A Glendale resident since moving from Armenia in 1997, the 2000 Glendale High graduate began boxing when he was only 10, taking up a sport that would captivate his life and lead him to this day.
Fifty years before Harutyunyan came to Glendale, boxing was banned in the city.
Thus, for the unassuming, 5-foot-4 bantamweight boxer, just one of the many roadblocks that stood in his path during a promising career in the ring was the inability of ever fighting in front of a hometown crown.
But, roughly a year ago, the burgeoning 27-year-old promoter set out to change that for future local pugilists, as he set out in search of Glendale Glory — the card that he presents tonight.

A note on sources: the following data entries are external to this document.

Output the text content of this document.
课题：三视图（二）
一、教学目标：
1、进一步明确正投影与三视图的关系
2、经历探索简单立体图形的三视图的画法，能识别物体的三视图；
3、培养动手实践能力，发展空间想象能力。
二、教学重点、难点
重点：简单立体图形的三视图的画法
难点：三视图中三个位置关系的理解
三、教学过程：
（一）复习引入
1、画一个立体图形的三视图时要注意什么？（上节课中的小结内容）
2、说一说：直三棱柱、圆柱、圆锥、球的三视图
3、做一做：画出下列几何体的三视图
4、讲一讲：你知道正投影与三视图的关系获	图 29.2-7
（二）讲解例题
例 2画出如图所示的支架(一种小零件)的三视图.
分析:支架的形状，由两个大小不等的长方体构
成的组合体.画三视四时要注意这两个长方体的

Tonight’s landmark boxing event will see Glendale give the Sweet Science a chance, it will see area fighters given a shot to compete in front of a familiar following and it will see the latest – and most important – chapter in Harutyunyan’s boxing odyssey come to form.

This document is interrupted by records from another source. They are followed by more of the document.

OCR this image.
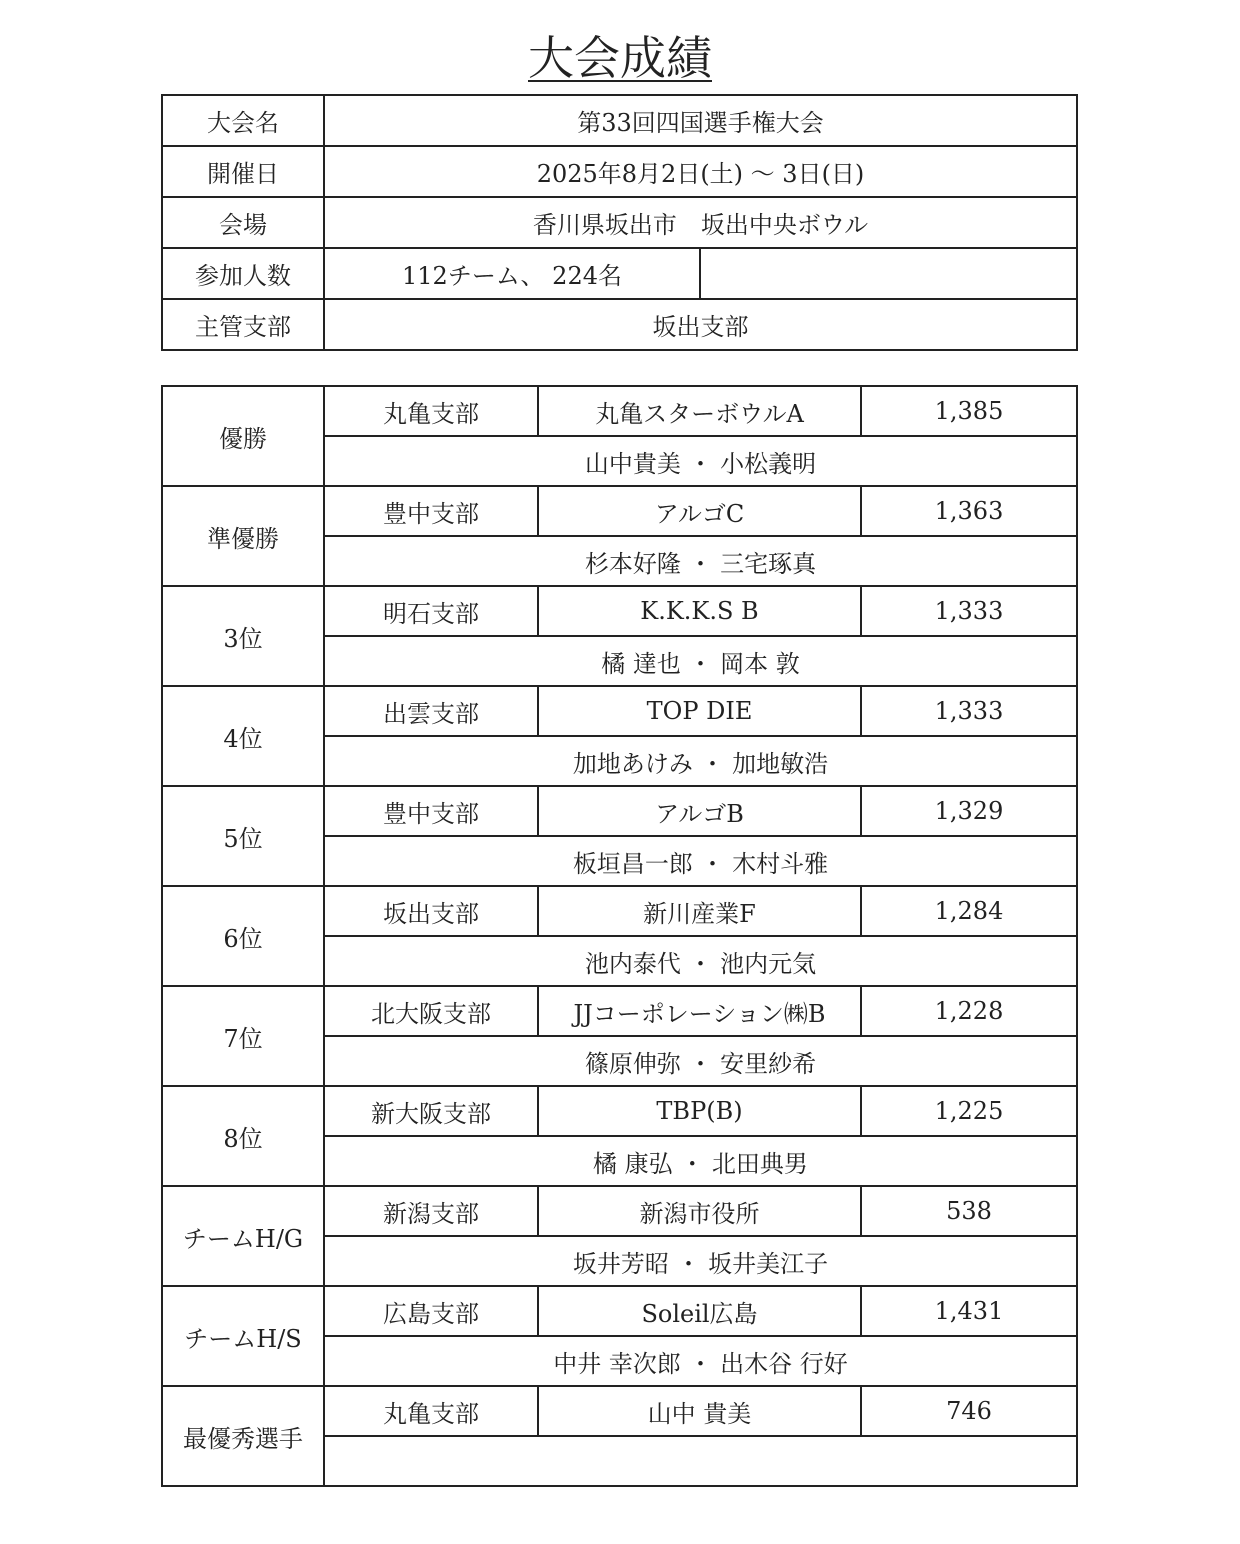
大会成績
大会名	第33回四国選手権大会	
開催日	2025年8月2日(土) 〜 3日(日)	
会場	香川県坂出市　坂出中央ボウル	
参加人数	112チーム、 224名	
主管支部	坂出支部	
優勝	丸亀支部	丸亀スターボウルA	1,385
	山中貴美 ・ 小松義明		
準優勝	豊中支部	アルゴC	1,363
	杉本好隆 ・ 三宅琢真		
3位	明石支部	K.K.K.S B	1,333
	橘 達也 ・ 岡本 敦		
4位	出雲支部	TOP DIE	1,333
	加地あけみ ・ 加地敏浩		
5位	豊中支部	アルゴB	1,329
	板垣昌一郎 ・ 木村斗雅		
6位	坂出支部	新川産業F	1,284
	池内泰代 ・ 池内元気		
7位	北大阪支部	JJコーポレーション㈱B	1,228
	篠原伸弥 ・ 安里紗希		
8位	新大阪支部	TBP(B)	1,225
	橘 康弘 ・ 北田典男		
チームH/G	新潟支部	新潟市役所	538
	坂井芳昭 ・ 坂井美江子		
チームH/S	広島支部	Soleil広島	1,431
	中井 幸次郎 ・ 出木谷 行好		
最優秀選手	丸亀支部	山中 貴美	746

“I don’t really want to say I doubted it, but I don’t want to say I was 100% confident,” says Harutyunyan of getting the Glendale City Council to temporarily lift the city’s ban on boxing in March. “All I knew is I was gonna go all the way, whatever it took.”
Not long after graduating from Glendale High, Harutyunyan turned pro at the age of 18.
His career was hardly met with fanfare, thus, he had no hand-picked opponents served up to him and his 1-1-1 record over his first three fights is likely evidence of that.
“Most of my career, I managed myself,” Harutyunyan says. “I got my own fights, talked to promoters, looked for opportunities.”
But opportunities are hard enough to find for anyone fighting in the 112-pound weight class or anywhere else in that vicinity.